Pfeifer served as head coach for two years at Hardin High School in Hardin, Mont., and three years at St. Maries High School in his hometown of St. Maries, Idaho. In his two years at Hardin, Pfeifer led the team to back-to-back appearances at the Montana State High School Championships. Hardin had not been to the state tournament in over 20 years, and was 5-56 over the three years before his arrival. Pfeifer led St. Maries to a 21-3 record in his third year and a fourth place finish at the Idaho State Class A-2 Tournament. Prior to his arrival, St. Maries had only won one game in each of the previous three seasons.

Pfeifer graduated from Lewis-Clark State in 1979 with a bachelor of science degree in social science and a minor in physical education and coaching. He received his master’s degree in secondary education administration in 1989 from the University of Idaho.
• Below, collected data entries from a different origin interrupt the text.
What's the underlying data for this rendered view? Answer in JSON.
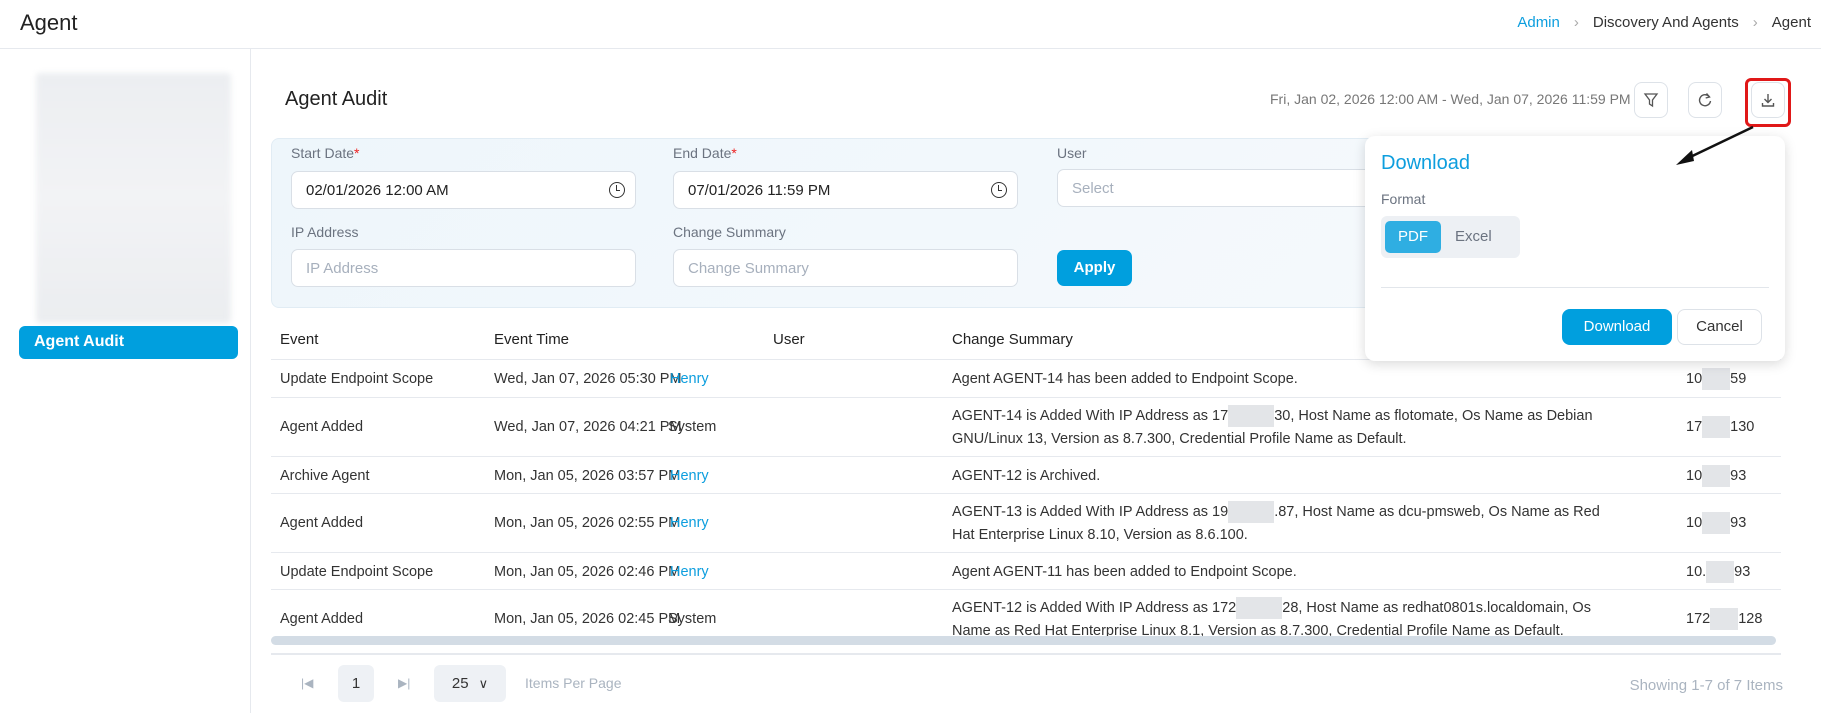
{
  "header": {
    "title": "Agent",
    "breadcrumb": [
      "Admin",
      "Discovery And Agents",
      "Agent"
    ]
  },
  "sidebar": {
    "active_item": "Agent Audit"
  },
  "main": {
    "title": "Agent Audit",
    "date_range": "Fri, Jan 02, 2026 12:00 AM - Wed, Jan 07, 2026 11:59 PM",
    "toolbar": {
      "filter_icon": "filter-icon",
      "refresh_icon": "refresh-icon",
      "download_icon": "download-icon"
    }
  },
  "filters": {
    "start_date": {
      "label": "Start Date",
      "required": "*",
      "value": "02/01/2026 12:00 AM"
    },
    "end_date": {
      "label": "End Date",
      "required": "*",
      "value": "07/01/2026 11:59 PM"
    },
    "user": {
      "label": "User",
      "placeholder": "Select"
    },
    "ip_address": {
      "label": "IP Address",
      "placeholder": "IP Address"
    },
    "change_summary": {
      "label": "Change Summary",
      "placeholder": "Change Summary"
    },
    "apply_label": "Apply"
  },
  "table": {
    "columns": [
      "Event",
      "Event Time",
      "User",
      "Change Summary"
    ],
    "rows": [
      {
        "event": "Update Endpoint Scope",
        "time": "Wed, Jan 07, 2026 05:30 PM",
        "user": "Henry",
        "user_link": true,
        "summary_a": "Agent AGENT-14 has been added to Endpoint Scope.",
        "summary_b": "",
        "ip_a": "10",
        "ip_b": "59"
      },
      {
        "event": "Agent Added",
        "time": "Wed, Jan 07, 2026 04:21 PM",
        "user": "System",
        "user_link": false,
        "summary_a": "AGENT-14 is Added With IP Address as 17",
        "summary_b": "30, Host Name as flotomate, Os Name as Debian GNU/Linux 13, Version as 8.7.300, Credential Profile Name as Default.",
        "ip_a": "17",
        "ip_b": "130"
      },
      {
        "event": "Archive Agent",
        "time": "Mon, Jan 05, 2026 03:57 PM",
        "user": "Henry",
        "user_link": true,
        "summary_a": "AGENT-12 is Archived.",
        "summary_b": "",
        "ip_a": "10",
        "ip_b": "93"
      },
      {
        "event": "Agent Added",
        "time": "Mon, Jan 05, 2026 02:55 PM",
        "user": "Henry",
        "user_link": true,
        "summary_a": "AGENT-13 is Added With IP Address as 19",
        "summary_b": ".87, Host Name as dcu-pmsweb, Os Name as Red Hat Enterprise Linux 8.10, Version as 8.6.100.",
        "ip_a": "10",
        "ip_b": "93"
      },
      {
        "event": "Update Endpoint Scope",
        "time": "Mon, Jan 05, 2026 02:46 PM",
        "user": "Henry",
        "user_link": true,
        "summary_a": "Agent AGENT-11 has been added to Endpoint Scope.",
        "summary_b": "",
        "ip_a": "10.",
        "ip_b": "93"
      },
      {
        "event": "Agent Added",
        "time": "Mon, Jan 05, 2026 02:45 PM",
        "user": "System",
        "user_link": false,
        "summary_a": "AGENT-12 is Added With IP Address as 172",
        "summary_b": "28, Host Name as redhat0801s.localdomain, Os Name as Red Hat Enterprise Linux 8.1, Version as 8.7.300, Credential Profile Name as Default.",
        "ip_a": "172",
        "ip_b": "128"
      }
    ]
  },
  "pagination": {
    "page": "1",
    "page_size": "25",
    "items_per_page_label": "Items Per Page",
    "showing": "Showing 1-7 of 7 Items"
  },
  "download_popup": {
    "title": "Download",
    "format_label": "Format",
    "formats": [
      "PDF",
      "Excel"
    ],
    "selected_format": "PDF",
    "download_label": "Download",
    "cancel_label": "Cancel"
  },
  "colors": {
    "accent": "#009fde",
    "highlight": "#e01818"
  }
}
Pfeifer has been married for 27 years to Susan, who teaches in the Billings School District. They have three children. Their oldest son, Duncan will graduate from the University of Idaho in the spring with multiple engineering degrees. Daughter, Jennifer, works at Switzer Engineering in Pullman, Wash., and their youngest daughter, Abigail, who is a sophomore at MSUB, majoring in nursing and is a member of the Yellowjacket Cheerleading team. All three of their children have or are attending the University of Idaho. Pfeifer’s son-in-law, Kassidy Probert, is in his second year as business manager at the Moscow Hospital and his daughter-in-law, Kylie is in graduate school at Idaho.